A0396
Title: Smoothed full-scale approximation of Gaussian process models for computations of large spatial datasets
Authors: Bohai Zhang - University of Wollongong (Australia) [presenting]
Huiyan Sang - Texas A\&M University (United States)
Jianhua Huang - Texas A and M University (United States)
Abstract: Gaussian process (GP) models encounter computational difficulties with large spatial datasets since its computational complexity grows cubically with sample size $n$. Although the Full-Scale Approximation (FSA) using a block modulating function provides an effective way for approximating GP models, it has several shortcomings such as the less smooth prediction surface on block boundaries and sensitiveness to the knot set under small-scale data dependence.

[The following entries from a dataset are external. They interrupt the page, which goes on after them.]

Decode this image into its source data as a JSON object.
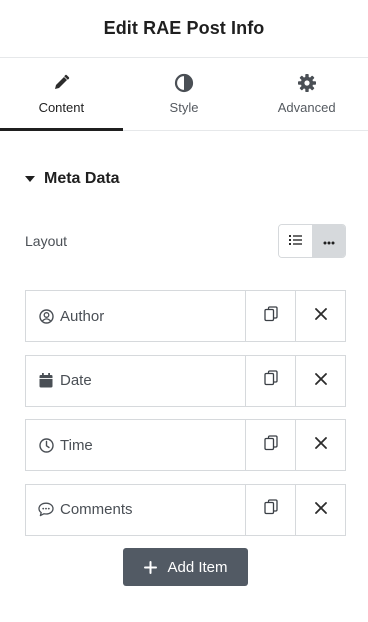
{
  "header": {
    "title": "Edit RAE Post Info"
  },
  "tabs": [
    {
      "label": "Content",
      "icon": "pencil-icon",
      "active": true
    },
    {
      "label": "Style",
      "icon": "half-circle-icon",
      "active": false
    },
    {
      "label": "Advanced",
      "icon": "gear-icon",
      "active": false
    }
  ],
  "section": {
    "title": "Meta Data",
    "expanded": true
  },
  "layout": {
    "label": "Layout",
    "options": [
      "list-icon",
      "more-horizontal-icon"
    ],
    "selected": 1
  },
  "items": [
    {
      "label": "Author",
      "icon": "user-circle-icon"
    },
    {
      "label": "Date",
      "icon": "calendar-icon"
    },
    {
      "label": "Time",
      "icon": "clock-icon"
    },
    {
      "label": "Comments",
      "icon": "comment-icon"
    }
  ],
  "add_button": {
    "label": "Add Item"
  },
  "colors": {
    "accent": "#1f1f1f",
    "button_bg": "#525a64",
    "border": "#d6d9dc",
    "selected_bg": "#d6d9dc"
  }
}
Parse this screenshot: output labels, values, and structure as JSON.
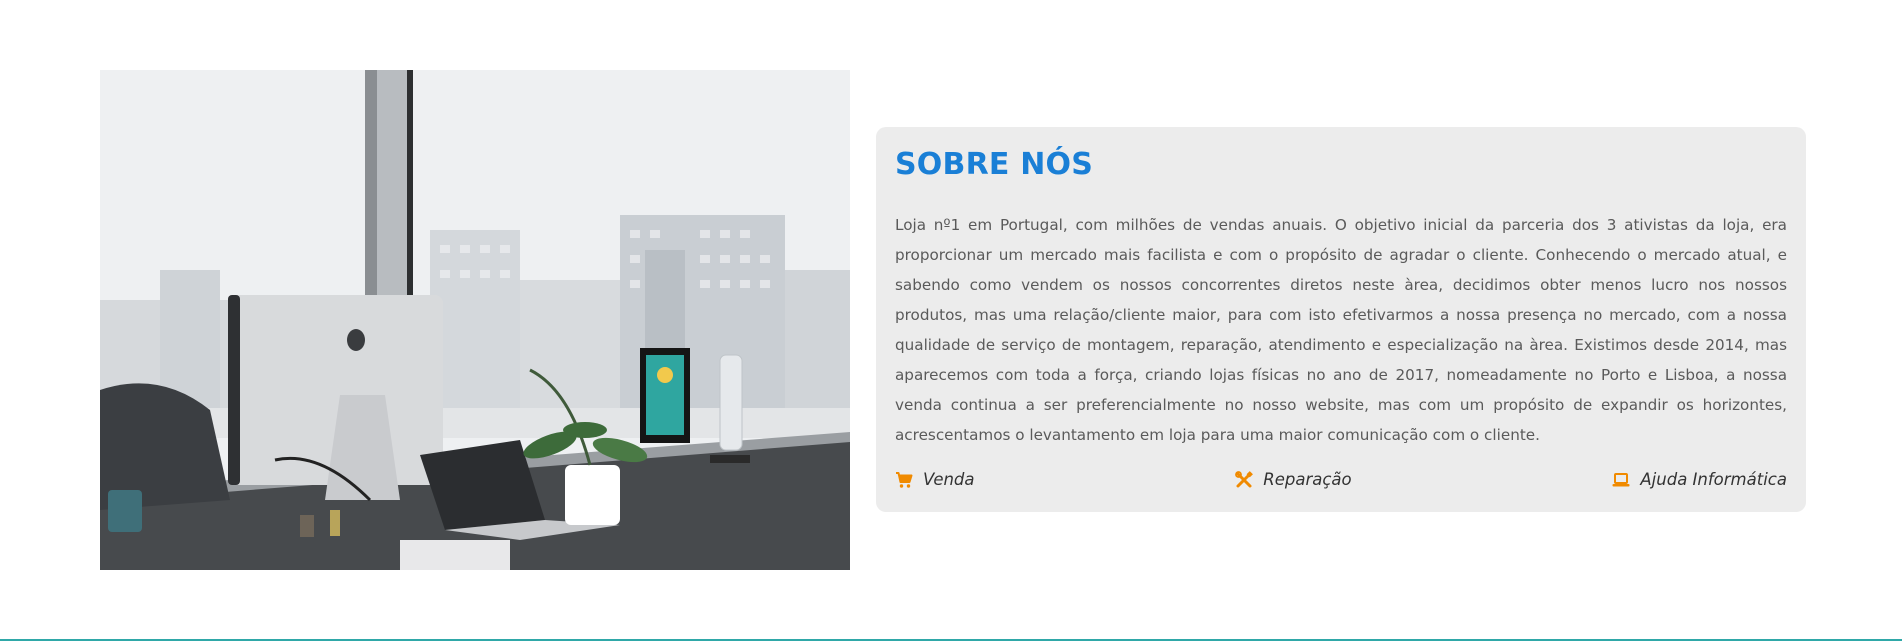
{
  "about": {
    "title": "SOBRE NÓS",
    "paragraph": "Loja nº1 em Portugal, com milhões de vendas anuais. O objetivo inicial da parceria dos 3 ativistas da loja, era proporcionar um mercado mais facilista e com o propósito de agradar o cliente. Conhecendo o mercado atual, e sabendo como vendem os nossos concorrentes diretos neste àrea, decidimos obter menos lucro nos nossos produtos, mas uma relação/cliente maior, para com isto efetivarmos a nossa presença no mercado, com a nossa qualidade de serviço de montagem, reparação, atendimento e especialização na àrea. Existimos desde 2014, mas aparecemos com toda a força, criando lojas físicas no ano de 2017, nomeadamente no Porto e Lisboa, a nossa venda continua a ser preferencialmente no nosso website, mas com um propósito de expandir os horizontes, acrescentamos o levantamento em loja para uma maior comunicação com o cliente.",
    "features": [
      {
        "label": "Venda",
        "icon": "shopping-cart-icon"
      },
      {
        "label": "Reparação",
        "icon": "tools-icon"
      },
      {
        "label": "Ajuda Informática",
        "icon": "laptop-icon"
      }
    ]
  },
  "colors": {
    "title": "#1a7fd6",
    "icon": "#f08a00",
    "card_background": "#ececec",
    "bottom_line": "#2fa8a8"
  },
  "image": {
    "icon": "office-desk-photo"
  }
}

To address these issues, we propose a Smoothed Full-Scale Approximation (SFSA) method for the analysis of large spatial dataset. The SFSA leads to a class of scalable GP models, whose covariance functions consist of two parts: A reduced-rank covariance function capturing large-scale spatial dependence and a covariance adjusting local covariance approximation errors of the reduced-rank part both within blocks and between neighboring blocks. The proposed method provides a unified view of approximation methods for GP models, encompassing several existing computational methods for large spatial datasets into one common framework. We illustrate the effectiveness of the SFSA approach through simulation studies and a precipitation dataset.